Without ethics, a field that is so fast paced would mean disaster if put into the wrong hands. Have we thought of cyber warfare? We won’t need the same type of ammunition as we know of today. Most of the machines used in war today are sophisticated and controlled via computers; imagine having access to the onboard computers of these machines. As we speak, countries like China, US, UK, and Russia are already developing these capabilities.
While most of my blog has focused on AI as it horizontally cuts across all the other innovations, keep in mind the innovations (courtesy Forbes) that we might see in these fields:
- Autonomous Things
- Augmented Analytics
- Digital Twins
- Immersive Experience
- Smart Spaces
- Quantum Computing
Finally, I’d like to end my blog with what Vint Cerf (Known as the father of the internet) has to say about the posing risks associated with fast lane innovation…
“One thing that I can tell you is that computer scientists and engineers often do not have the capacity to fully imagine the implications of the technology they develop. In fact, William Gibson, who coined the term ‘cyberspace,’ did not understand much about the technology. However, he imagined what he might do with it, and his writings supplemented the understanding and the ability of the engineers to foresee the potential. Despite his lack of technical understanding, he was spot on for a lot of it.

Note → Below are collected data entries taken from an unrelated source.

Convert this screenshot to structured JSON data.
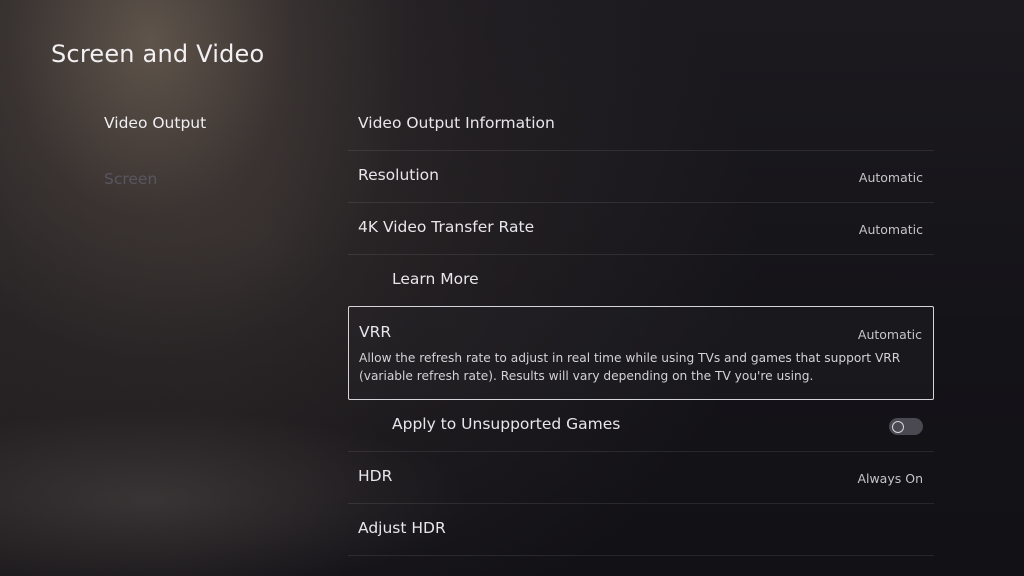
{
  "page": {
    "title": "Screen and Video"
  },
  "left_nav": {
    "items": [
      {
        "label": "Video Output",
        "state": "active"
      },
      {
        "label": "Screen",
        "state": "dimmed"
      }
    ]
  },
  "settings": {
    "rows": [
      {
        "label": "Video Output Information",
        "value": ""
      },
      {
        "label": "Resolution",
        "value": "Automatic"
      },
      {
        "label": "4K Video Transfer Rate",
        "value": "Automatic"
      },
      {
        "label": "Learn More",
        "value": ""
      },
      {
        "label": "VRR",
        "value": "Automatic",
        "description": "Allow the refresh rate to adjust in real time while using TVs and games that support VRR (variable refresh rate). Results will vary depending on the TV you're using."
      },
      {
        "label": "Apply to Unsupported Games",
        "toggle": "off"
      },
      {
        "label": "HDR",
        "value": "Always On"
      },
      {
        "label": "Adjust HDR",
        "value": ""
      }
    ]
  }
}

Many of us did not anticipate the harmful potential of these technologies. The people who are creating these products and writing the software should feel a much greater burden than in the past because the harmful side effects can be devastating on a global scale. Not only do individuals need to feel this ethical pressure, but I feel that companies need to be incentivized to do everything in their ability to ensure these bad things do not happen.”